Ewig bin ich am hochharken der Steine. Die Pflanzen stehen schon fast nur noch auf dem Vlies.
Was soll man jetzt machen ?
Ich habe schon überlegt, auf die Teichfolie und dasVlies GFK zu laminieren.
Ist natürlich ein hoher Kostenaufwand.

Habe endlose Stunden das Internet durchsucht. Habe dann bei wer-weiss-was einen Bericht gefunden.
Da hat einer einfach auf das Vlies Epoxidharz aufgetragen und dann mit Top-Coad gestrichen.

Soll angeblich schon ein paar Jahre halten.

Ich könnte dann einfach eine Kannte am Übergang von der Pflanzzone zur abfallenden Teichwand laminieren, so dass die Steine Halt haben und nicht abrutschen können.

Ob das funktioniert - einfach Harz auf das Vlies ??????
Oder habt Ihr eine andere Lösung.


----------



## hundert50 (19. Okt. 2007)

*AW: Fehler beim Teichbau !!!*

Oh, Signatur fehlt !!!


----------



## pepo (19. Okt. 2007)

*AW: Fehler beim Teichbau !!!*

huh..
ich habe als Abgrenzung so Lavasteine aus nen Gartencenter gekauft. Sind fast wie Ziegelsteine nur grösser....klar haben die Kanten (falls jemand fragt) aber es rutscht nichts und Fische sind auch alle ok.

gruß
Peter


----------



## ThomasK. (19. Okt. 2007)

*AW: Fehler beim Teichbau !!!*

Einfach mit Trasszement und ein paar kleinen Feldsteinen am Rand von der flachen zur Tiefzone eine kleine "Natursteinmauer" ziehen, dann kann der Kies nicht mehr abrutschen. Klappt bei mir bisher ganz gut.

Gruß Thomas


----------



## Annett (19. Okt. 2007)

*AW: Fehler beim Teichbau !!!*

Hallo Peter,

schon mal über Taschenmatten von Naturagart nachgedacht? 
Wäre stellenweise vielleicht auch ne Lösung?! 
Und die blanke Folie ist zugleich bestens vor UV-Strahlen geschützt.
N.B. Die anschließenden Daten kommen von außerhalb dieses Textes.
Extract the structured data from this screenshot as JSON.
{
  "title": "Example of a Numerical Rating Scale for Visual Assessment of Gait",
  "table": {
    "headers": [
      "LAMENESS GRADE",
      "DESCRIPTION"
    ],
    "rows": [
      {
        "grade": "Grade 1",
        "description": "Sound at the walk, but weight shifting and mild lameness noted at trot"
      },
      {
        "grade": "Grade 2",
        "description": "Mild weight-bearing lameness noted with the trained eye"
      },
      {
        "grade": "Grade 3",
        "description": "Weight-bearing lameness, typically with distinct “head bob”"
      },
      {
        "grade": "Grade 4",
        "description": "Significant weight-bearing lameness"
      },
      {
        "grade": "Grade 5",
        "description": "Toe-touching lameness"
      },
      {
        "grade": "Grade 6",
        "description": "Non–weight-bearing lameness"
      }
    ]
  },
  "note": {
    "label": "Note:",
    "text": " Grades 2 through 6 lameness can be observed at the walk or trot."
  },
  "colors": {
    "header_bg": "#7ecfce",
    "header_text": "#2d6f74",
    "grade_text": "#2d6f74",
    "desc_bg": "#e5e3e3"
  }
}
P.S.: Lad doch mal einige Detailbilder hoch, wo man die Einzelheiten wie Gefälle und Anschluß an den Garten besser sehen kann.
Die Pics dürfen ruhig 600x800 und bis zu 244kB groß sein.


----------



## hundert50 (19. Okt. 2007)

*AW: Fehler beim Teichbau !!!*

Hallo Annett,
hier ein paar Bilder - hoffe man kann erkennen, wie das Gefälle ist.

Der Teich im Rohbau
 


So sah der Teich im letztem Jahr aus.
 

Den Rand habe ich gemauert
 
 
 

so sieht er jetzt aus
 

Auf die Folie habe ich nochmal Vlies verlegt und dann den Kies drauf.
Den Kies wollte ich rausnehmen und einen kleinen Wall bauen, um die Pflanzzone abzuteilen.
Die Pflanzzone wollte ich dann wieder mit dem Kies auffüllen.
Der Wall müßte schon stabil sein.
Einfach Steine hinlegen geht nicht, weil die abrutschen würden.


----------



## Andreas H. (20. Okt. 2007)

*AW: Fehler beim Teichbau !!!*

Hallo 

wenn wenig Wasser drin ist, füll ein ummanteltes Drainrohr mit Beton lege es auf die Folie und lass es aushärten. das ergibt eine feste Kante. einmal umlaufen lassen, damit es sich abstützen Kann.
Andreas


----------



## Annett (20. Okt. 2007)

*AW: Fehler beim Teichbau !!!*

Hallo Peter,

im Bereich unterhalb der gemauerten Umrandung (Abdecksteine) schaut die Folie raus. Das ist schon mal überhaupt nicht gut, denn dort verliert sie durch die UV-Strahlen viel zu schnell ihre Weichmacher, wird spröde und reißt. :?
An der Stelle = fast tötlich für den Teich. 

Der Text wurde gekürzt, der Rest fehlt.